Consider GRID Alternatives, an 18-year-old company that provides solar power and jobs to areas in California, Colorado and the Mid-Atlantic region, and to tribal communities nationwide. The company also has an international program serving Nicaragua, Nepal and Mexico.
Among its recent projects, GRID Alternatives is participating in Solar Works DC, which aims to provide solar electricity to 100,000 low-income households in the nation’s capital and to cut their energy bills by 50% by 2032. The company is also paying workers to learn to install solar panels in low-income neighborhoods.
Meanwhile, Sunrun has been increasingly active in building ties to minority markets.
In April, the company teamed with GRID Alternatives to support a renewable power project managed by the NAACP. The project will install solar panels at 10 community centers and 20 homes for low-income people.

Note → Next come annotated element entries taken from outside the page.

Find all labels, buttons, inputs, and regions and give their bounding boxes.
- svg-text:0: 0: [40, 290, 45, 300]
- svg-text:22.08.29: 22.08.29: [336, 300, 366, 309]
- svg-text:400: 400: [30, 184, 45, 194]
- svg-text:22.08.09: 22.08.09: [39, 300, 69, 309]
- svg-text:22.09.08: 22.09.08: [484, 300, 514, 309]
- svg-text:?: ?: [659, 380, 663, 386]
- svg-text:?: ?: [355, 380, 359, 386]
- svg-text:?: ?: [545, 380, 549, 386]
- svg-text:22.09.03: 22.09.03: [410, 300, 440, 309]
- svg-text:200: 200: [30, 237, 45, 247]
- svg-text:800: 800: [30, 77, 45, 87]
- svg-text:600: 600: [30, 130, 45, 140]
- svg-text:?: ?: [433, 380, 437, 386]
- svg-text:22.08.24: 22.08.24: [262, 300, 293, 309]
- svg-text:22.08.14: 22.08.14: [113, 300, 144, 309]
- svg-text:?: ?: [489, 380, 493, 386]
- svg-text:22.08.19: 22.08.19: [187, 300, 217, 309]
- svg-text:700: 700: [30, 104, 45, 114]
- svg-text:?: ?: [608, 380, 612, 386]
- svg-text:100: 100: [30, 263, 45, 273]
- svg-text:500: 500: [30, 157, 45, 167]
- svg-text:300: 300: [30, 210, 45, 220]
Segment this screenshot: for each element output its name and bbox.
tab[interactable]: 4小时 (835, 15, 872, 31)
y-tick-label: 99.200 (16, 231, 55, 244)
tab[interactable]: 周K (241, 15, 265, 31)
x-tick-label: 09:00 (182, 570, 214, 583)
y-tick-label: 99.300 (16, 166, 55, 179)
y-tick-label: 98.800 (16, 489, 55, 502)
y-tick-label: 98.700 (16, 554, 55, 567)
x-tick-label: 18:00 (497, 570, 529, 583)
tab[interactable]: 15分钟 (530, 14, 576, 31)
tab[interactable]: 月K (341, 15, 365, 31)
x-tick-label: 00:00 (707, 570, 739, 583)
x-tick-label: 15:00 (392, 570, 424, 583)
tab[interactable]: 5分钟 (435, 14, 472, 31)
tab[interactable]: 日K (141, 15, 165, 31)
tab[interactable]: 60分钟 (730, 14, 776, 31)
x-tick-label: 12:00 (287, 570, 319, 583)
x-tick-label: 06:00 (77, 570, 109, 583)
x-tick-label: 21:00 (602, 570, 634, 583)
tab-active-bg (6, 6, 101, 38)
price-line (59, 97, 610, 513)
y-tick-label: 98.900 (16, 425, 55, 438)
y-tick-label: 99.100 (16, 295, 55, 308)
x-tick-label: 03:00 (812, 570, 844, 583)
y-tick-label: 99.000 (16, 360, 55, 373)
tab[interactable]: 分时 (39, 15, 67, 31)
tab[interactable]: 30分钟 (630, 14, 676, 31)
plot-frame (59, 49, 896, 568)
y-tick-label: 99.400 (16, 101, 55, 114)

It will also provide job training for 100 people.
The Chicago Southside initiative is further evidence of this commitment.
“Communities of color contribute the least yet suffer first and worst from the harms of global warming,” Naomi Davis, president and founder of Blacks in Green, told the Chicago Defender. “Our partnership with Sunrun is key to our ‘Sustainable South Side’ commitment — forging a path to 100% employment for our neighbors via the new green economy by 2025.”
The solar industry’s efforts to diversify may receive additional support now that The Solar Energy Industries Association and The Solar Foundation have released the 2019 Diversity Best Practices Guide for the Solar Industry. The report offers suggestions for building and sustaining a diverse and inclusive culture. Its recommendations call for changes to the way that companies recruit, interview, hire and retain their workforces.